Me perguntava todos os dias o que faríamos com nossos humildes planos: os de reforma, os de filhos, os de velhice. Nunca mais tocamos neles, apesar de estarem lá, em algum lugar onde não poderíamos olhar os dois ao mesmo tempo, nossas conversas se bastavam ao presente ou passado, nosso futuro virou um segredo que escondíamos de nós mesmos, ou um do outro. Ela me disse então que iria começar a estudar, fazer um curso de secretária, até me perguntou o que eu achava, fiquei com receio de parecer contrario, no fundo eu gostaria de ter perguntar onde, ou se o curso tinha boas referências, ou se não teria um curso com um tema mais interessante, sei que ela sempre foi boa em matemática, mas não tive coragem, só consegui dizer que achava boa a ideia: se é o que você quer. Ela me informou que se começasse o jantar passaria a sair uma hora mais tarde.
Passou-se um tempo com o vaso a beira. Ela começou o curso. Eu continuava a me entristecer. Eu pensava, pensava e  pensava, pensava no que nos tinha levado aquilo, foram tantas coisas pensadas que eu já nem sabia separar o que de fato tinha acontecido do que imaginara que aconteceu, pensava ainda se havia algum modo de reflorescer, mas tudo que eu pensava sobre isso me levava a possibilidade de cansa-lá ainda mais ou que de vez ela me diria o que ainda não tinha dito, eu sozinho tinha medo por nós, acho que ela tinha medo por mim.

Não era justo que eu fosse tão intolerável, eu nunca fiz nada para torna-me isso. Talvez ela estivesse algo a mais além de cansada, será que ela estava também com ódio, de mim, de nós, eu pensava.
Vi tudo, do começo ao fim, e não entendia. Talvez fosse por isso, porque eu não entendia. Ela foi indo embora e percebendo eu corria, mas quanto mais eu corria, mais longe ela estava. Quando mais eu procurava busca-lá, mais eu à perdia, ou mais ela se perdia, ou mais eu me perdia. Veja, ela ia e me levava e ao mesmo tempo me deixava, eu já não era, ela também não, será que ela se deixará também? Talvez, por mais que eu seguisse aquela mulher que eu via já não fosse ela quem eu procurava, qual Mariana eu queria? E ia indo.

De fato se deu quando ela me disse que tinha uma entrevista de emprego: hoje a tarde. - Deveria sorrir? Pensei -. - Mas se sorrisse e demonstrasse empolgação exagerada e ela pensasse que eu a queria fora de uma forma negativa -. - Quando foi que ela tinha entregado currículo-. - E se eu fosse monossilábico e parecesse desinteressado-. - E se eu demonstrasse curiosidade e soasse invasivo-. Disse: que bom, está ansiosa? Ela apenas respondeu que não, e que talvez o jantar passasse a demorar um pouco mais, se eu preferia que ela deixasse semipronto para somente esquentar, pedi que não se preocupasse. E difícil saber o momento do fim.

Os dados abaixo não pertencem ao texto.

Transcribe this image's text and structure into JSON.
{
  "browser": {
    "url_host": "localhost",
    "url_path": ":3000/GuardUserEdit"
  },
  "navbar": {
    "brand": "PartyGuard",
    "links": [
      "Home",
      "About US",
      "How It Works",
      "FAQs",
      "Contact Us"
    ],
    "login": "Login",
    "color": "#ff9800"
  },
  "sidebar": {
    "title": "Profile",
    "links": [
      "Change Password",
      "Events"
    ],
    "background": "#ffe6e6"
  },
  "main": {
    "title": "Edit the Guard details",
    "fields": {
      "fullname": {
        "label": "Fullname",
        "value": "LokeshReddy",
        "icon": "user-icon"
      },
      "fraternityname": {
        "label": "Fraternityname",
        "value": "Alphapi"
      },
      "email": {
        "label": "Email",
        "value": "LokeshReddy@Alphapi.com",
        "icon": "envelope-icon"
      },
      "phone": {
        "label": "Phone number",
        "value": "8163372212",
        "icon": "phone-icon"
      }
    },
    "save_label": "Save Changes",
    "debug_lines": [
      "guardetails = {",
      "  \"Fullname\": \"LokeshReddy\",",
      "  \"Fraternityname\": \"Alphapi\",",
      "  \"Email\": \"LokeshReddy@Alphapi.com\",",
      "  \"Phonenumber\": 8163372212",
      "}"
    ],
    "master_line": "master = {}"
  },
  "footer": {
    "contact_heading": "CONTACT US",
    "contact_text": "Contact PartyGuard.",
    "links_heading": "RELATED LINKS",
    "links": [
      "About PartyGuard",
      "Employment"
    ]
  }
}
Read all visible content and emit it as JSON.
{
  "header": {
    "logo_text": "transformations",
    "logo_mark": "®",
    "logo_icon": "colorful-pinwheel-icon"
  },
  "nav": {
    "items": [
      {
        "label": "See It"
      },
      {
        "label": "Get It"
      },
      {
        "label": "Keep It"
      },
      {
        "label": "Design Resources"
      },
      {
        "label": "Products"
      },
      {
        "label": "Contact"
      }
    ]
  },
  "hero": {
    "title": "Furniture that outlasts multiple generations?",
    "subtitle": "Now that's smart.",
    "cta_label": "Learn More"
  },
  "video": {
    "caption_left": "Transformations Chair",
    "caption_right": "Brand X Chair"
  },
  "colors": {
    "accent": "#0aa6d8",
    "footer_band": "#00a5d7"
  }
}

O telefone tocou. Atendi. Era minha mãe. Não sabia o que dizer. Lembro que até se dar o silêncio para minha resposta demorou bastante e quando se deu perdurou o dobro. Pensei. Apenas disse que era melhor assim, que ela não se preocupasse: foi escolha minha. Precisava desligar, a sindica batia na porta e tinha ainda roupas a desencaixotar. Será que ela tinha conseguido o emprego?